I hereby consent to engaging in telemedicine with ganimmd.com, as part of my psychiatry evaluations and medication management sessions. I understand that "telemedicine" includes the practice of health care delivery, diagnosis, consultation, treatment, transfer of medical data, and education using interactive audio, video, or data communications. I understand that telemedicine also involves the communication of my medical/mental information, both orally and visually, to health care practitioners located in NY, AZ, and Fl as well as outside these states.
I understand that I have the following rights with respect to telemedicine:
(1) I have the right to withhold or withdraw consent at any time without affecting my right to future care or treatment nor risking the loss or withdrawal of any program benefits to which I would otherwise be entitled.
(2) The laws that protect the confidentiality of my medical information also apply to telemedicine. As such, I understand that the information disclosed by me during the course of my therapy is generally confidential. However, there are both mandatory and permissive exceptions to confidentiality, including, but not limited to reporting child, elder, and dependent adult abuse; expressed threats of violence towards an ascertainable victim; and where I make my mental or emotional state an issue in a legal proceeding.
I also understand that the dissemination of any personally identifiable images or information from the telemedicine interaction to researchers or other entities shall not occur without my written consent.
(3) I understand that there are risks and consequences from telemedicine, including, but not limited to, the possibility, despite reasonable efforts on the part of my psychiatrist, that: the transmission of my medical information could be disrupted or distorted by technical failures; the transmission of my medical information could be interrupted by unauthorized persons; and/or the electronic storage of my medical information could be accessed by unauthorized persons.

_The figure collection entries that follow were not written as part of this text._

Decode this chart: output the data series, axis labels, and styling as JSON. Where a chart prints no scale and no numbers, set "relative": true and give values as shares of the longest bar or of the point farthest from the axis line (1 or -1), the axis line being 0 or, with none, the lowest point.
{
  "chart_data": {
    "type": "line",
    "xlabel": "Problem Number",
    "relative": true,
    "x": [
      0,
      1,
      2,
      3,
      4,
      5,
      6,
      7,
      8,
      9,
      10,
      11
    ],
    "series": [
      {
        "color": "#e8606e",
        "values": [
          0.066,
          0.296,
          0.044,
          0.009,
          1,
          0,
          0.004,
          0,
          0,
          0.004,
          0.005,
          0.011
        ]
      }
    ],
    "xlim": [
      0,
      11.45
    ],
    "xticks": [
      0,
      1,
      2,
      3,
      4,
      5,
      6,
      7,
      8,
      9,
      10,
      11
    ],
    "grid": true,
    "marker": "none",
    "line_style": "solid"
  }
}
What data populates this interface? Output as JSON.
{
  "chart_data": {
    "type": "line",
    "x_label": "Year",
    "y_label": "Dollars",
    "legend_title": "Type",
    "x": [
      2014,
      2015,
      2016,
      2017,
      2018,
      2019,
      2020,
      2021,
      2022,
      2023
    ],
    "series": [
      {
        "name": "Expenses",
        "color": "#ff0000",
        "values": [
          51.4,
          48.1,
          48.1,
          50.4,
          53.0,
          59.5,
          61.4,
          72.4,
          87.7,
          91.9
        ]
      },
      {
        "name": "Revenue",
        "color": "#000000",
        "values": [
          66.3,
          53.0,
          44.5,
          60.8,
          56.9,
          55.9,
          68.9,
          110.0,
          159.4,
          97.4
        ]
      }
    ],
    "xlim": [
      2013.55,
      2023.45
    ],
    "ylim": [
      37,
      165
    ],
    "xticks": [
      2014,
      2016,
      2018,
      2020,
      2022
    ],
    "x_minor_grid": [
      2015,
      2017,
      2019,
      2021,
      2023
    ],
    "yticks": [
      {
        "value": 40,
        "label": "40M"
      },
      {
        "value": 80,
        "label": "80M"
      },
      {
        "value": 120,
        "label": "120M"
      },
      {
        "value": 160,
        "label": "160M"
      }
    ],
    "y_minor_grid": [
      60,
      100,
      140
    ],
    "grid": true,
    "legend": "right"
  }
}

In addition, I understand that telemedicine based services and care may not be as complete as face-to-face services. I also understand that if my psychiatrist believes I would be better served by another form of psychiatric services (e.g. face-to-face services) I will be referred to a psychiatrist who can provide such services in my area. I understand that there are potential risks and benefits associated with any form of psychiatry, and that despite my efforts and the efforts of my psychiatrist, my condition may not be improve, and in some cases may even get worse.
(4) I understand that I may benefit from telemedicine, but that results cannot be guaranteed or assured.
(5) I understand that I have a right to access my medical information and copies of medical records in accordance with state laws.
(6) I understand that even if I am accessing the provider from my own home, my provider may contact police or 911 in the event of life threatening emergencies.
(7) I will not record any phone or video session without my Dr. Ganim's written permission and I understand that Dr. Ganim will not record any session without my written permission
(8) I agree not to obtain controlled substances from other physicians without notifying Dr. Ganim I understand that Dr. Ganim may review my prescription history by accessing an online Prescription Drug Monitoring Program at any time.
(9) I understand that all appointments will be paid in advance using the online scheduling system on Dr Ganim's website. I understand that arrival for my appointment 10 minutes late (or more) is considered a missed visit;
payments for missed visits will not be refunded under any circumstances.
(10) Payment for and completion of a telemedicine session is not a guarantee of a prescription; prescriptions are offered only under the appropriate clinical conditions determined by Dr. Ganim. Prescriptions will not be ordered or refilled
following a missed appointment.
I have read and understand the information provided above. I have discussed it with my Psychiatrist and all of my questions have been answered to my satisfaction and I hereby consent to participate in telemedicine.